WaveGen / README.md

Rename README-en.md to README.md

d29801b verified about 1 month ago

7.98 kB

	# WaveGen: Wave Generative Method

	[[Paper]]() \| [[Project Page]](https://world-snapshot.github.io/) \| [[Huggingface]](https://huggingface.co/World-Snapshot) \| [[Document]](https://world-snapshot.github.io/doc/index.html) \| [[Org Materials]](https://github.com/World-Snapshot) \| [[WSMs]](https://github.com/World-Snapshot/WSMs) \| [[ControlWave]](https://github.com/World-Snapshot/ControlWave)

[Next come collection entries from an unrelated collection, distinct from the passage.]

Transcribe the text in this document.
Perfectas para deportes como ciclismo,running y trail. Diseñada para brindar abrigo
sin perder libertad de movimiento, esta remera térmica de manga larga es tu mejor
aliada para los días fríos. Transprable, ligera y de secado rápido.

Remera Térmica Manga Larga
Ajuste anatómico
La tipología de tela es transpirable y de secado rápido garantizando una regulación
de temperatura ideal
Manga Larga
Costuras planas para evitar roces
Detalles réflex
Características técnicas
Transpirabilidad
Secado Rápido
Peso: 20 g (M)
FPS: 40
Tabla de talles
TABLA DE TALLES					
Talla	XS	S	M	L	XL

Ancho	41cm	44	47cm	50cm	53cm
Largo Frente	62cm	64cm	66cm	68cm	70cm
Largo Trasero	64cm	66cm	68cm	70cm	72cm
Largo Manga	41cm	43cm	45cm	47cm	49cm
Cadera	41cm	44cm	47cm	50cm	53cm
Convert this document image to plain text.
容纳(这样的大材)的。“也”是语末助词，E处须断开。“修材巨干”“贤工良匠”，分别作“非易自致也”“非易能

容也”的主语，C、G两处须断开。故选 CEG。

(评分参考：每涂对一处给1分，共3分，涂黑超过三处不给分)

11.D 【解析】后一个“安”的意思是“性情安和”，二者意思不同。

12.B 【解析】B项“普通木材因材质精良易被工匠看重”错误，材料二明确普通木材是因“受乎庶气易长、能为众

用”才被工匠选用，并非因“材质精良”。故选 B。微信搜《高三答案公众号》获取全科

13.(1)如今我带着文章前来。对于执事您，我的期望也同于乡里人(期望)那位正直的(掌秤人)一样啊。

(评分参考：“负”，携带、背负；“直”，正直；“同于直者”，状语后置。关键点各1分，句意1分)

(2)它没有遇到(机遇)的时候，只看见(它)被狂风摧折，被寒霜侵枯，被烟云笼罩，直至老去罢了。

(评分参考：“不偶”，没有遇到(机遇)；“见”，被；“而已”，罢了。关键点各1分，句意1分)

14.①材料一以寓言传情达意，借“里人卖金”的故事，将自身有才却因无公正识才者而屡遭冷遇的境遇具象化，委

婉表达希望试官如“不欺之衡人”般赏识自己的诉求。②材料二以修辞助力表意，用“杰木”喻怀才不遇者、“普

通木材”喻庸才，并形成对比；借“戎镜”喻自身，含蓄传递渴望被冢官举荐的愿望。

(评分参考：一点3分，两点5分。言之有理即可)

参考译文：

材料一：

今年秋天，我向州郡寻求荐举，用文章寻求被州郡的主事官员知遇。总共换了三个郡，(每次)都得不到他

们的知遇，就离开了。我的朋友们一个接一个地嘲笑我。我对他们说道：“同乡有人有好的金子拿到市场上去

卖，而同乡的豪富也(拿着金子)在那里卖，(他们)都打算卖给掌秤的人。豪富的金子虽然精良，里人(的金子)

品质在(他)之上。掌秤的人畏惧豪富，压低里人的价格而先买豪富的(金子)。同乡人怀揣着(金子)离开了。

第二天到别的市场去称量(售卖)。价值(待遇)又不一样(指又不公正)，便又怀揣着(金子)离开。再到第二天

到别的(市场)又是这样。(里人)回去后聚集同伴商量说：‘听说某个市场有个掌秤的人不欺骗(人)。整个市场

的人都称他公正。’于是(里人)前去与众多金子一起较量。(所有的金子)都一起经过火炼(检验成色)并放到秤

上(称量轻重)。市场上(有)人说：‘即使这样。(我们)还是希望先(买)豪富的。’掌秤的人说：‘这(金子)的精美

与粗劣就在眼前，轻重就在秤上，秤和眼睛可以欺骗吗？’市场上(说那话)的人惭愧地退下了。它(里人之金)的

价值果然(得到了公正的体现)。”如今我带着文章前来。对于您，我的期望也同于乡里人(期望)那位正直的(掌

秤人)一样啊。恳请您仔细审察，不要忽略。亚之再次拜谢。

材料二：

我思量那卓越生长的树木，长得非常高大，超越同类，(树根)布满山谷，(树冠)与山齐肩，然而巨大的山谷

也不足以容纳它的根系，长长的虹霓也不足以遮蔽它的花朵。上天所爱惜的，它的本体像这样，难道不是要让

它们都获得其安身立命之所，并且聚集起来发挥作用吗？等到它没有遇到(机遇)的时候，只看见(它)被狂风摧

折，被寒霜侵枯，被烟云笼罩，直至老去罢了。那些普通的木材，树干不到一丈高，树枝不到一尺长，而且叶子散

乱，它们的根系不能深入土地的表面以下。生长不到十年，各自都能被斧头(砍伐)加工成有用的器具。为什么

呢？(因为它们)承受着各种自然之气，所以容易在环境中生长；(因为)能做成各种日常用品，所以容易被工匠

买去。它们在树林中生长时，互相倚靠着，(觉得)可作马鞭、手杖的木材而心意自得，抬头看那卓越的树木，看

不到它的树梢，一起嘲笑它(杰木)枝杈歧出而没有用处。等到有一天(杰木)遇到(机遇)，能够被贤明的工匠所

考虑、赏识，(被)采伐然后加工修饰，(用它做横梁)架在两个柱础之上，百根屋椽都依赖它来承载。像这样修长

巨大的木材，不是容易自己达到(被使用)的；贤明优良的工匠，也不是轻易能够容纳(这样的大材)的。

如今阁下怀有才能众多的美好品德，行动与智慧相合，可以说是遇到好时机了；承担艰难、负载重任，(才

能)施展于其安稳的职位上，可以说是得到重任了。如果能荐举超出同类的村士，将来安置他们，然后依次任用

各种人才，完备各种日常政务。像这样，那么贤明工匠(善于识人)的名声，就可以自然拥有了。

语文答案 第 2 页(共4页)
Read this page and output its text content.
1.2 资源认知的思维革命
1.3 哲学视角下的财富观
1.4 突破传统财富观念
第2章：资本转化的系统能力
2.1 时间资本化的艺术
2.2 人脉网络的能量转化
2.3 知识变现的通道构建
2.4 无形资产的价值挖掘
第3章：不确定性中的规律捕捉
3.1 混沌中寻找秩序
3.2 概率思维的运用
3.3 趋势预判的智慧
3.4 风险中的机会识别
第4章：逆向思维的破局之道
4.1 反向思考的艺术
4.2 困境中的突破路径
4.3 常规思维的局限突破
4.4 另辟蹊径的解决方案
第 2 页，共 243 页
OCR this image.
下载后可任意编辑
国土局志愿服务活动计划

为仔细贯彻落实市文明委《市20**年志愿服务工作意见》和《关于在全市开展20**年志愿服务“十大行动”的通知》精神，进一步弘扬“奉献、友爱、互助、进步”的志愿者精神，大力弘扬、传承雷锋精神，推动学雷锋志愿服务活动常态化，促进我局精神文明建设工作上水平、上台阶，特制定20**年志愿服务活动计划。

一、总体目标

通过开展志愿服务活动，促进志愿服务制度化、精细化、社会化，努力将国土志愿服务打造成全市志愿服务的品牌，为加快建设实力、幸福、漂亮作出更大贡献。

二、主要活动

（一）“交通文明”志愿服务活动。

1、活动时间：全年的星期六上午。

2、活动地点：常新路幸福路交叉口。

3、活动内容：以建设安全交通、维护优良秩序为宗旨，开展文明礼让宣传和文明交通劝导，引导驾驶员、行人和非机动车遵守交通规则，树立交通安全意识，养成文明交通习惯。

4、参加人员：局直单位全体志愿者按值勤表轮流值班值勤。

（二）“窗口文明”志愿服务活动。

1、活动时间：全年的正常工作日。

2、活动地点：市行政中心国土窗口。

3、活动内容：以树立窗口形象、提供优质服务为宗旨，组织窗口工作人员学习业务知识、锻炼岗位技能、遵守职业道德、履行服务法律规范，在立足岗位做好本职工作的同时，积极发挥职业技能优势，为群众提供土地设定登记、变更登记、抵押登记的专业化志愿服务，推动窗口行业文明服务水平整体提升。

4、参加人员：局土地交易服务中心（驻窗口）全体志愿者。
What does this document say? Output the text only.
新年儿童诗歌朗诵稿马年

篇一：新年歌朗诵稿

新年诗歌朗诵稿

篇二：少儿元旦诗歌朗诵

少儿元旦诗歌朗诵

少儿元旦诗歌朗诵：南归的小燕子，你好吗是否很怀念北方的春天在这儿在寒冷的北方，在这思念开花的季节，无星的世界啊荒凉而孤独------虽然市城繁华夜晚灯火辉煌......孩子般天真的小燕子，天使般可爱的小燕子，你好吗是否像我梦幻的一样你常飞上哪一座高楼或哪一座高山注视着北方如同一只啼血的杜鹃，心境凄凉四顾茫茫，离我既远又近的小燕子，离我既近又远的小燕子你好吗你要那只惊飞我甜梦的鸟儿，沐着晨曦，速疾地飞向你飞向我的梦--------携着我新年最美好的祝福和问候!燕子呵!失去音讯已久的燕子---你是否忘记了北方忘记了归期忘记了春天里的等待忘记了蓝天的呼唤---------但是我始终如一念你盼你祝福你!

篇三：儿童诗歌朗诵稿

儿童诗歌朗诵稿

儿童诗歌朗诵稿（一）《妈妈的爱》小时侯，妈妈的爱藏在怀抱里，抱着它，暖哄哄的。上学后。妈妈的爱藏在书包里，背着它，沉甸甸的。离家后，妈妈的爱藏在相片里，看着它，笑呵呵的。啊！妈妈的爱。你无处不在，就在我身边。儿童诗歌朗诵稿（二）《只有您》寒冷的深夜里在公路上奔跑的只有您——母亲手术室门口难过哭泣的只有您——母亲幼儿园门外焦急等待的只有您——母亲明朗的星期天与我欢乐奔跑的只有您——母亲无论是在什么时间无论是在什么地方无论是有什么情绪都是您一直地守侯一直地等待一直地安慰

	This generation method is mainly used to create the core space of WSM. The input is text/wsg, output is some mathematical functions (differentiable, movable and deformable waves, rather than probability clouds), which is used to construct the core space for simulating the operation of the world.

	First, you should read the project page to understand that WaveGen is currently relatively weak and operates at the level of multiple objects with simple dynamic shapes. If you are pursuing [a large number of tasks](https://github.com/World-Snapshot/The-results-of-Augustus), please check [WSMs](https://github.com/World-Snapshot/WSMs) (Wave2Pixel decoder), which is the main source of our current work strength. If you want to continue developing WaveGen, please:

	## Abstract

	Wave Generative Method is a conceptual new generation mechanism<sup>1</sup>. It aims to use mathematical functions to losslessly record dynamic 3D shapes, fundamentally reducing the generated string/values while maintaining the same expression ability. It is dedicated to achieving some new features that was not well accomplished by previous methods<sup>2</sup>: like consistency, native 3D+t, variable resolution, unlimited duration, predicting the future, variable FPS, physics, causality, predicting the past, pixel-level control of the world distribution, synchronizing the real world with model's core space, and training the world itself, etc.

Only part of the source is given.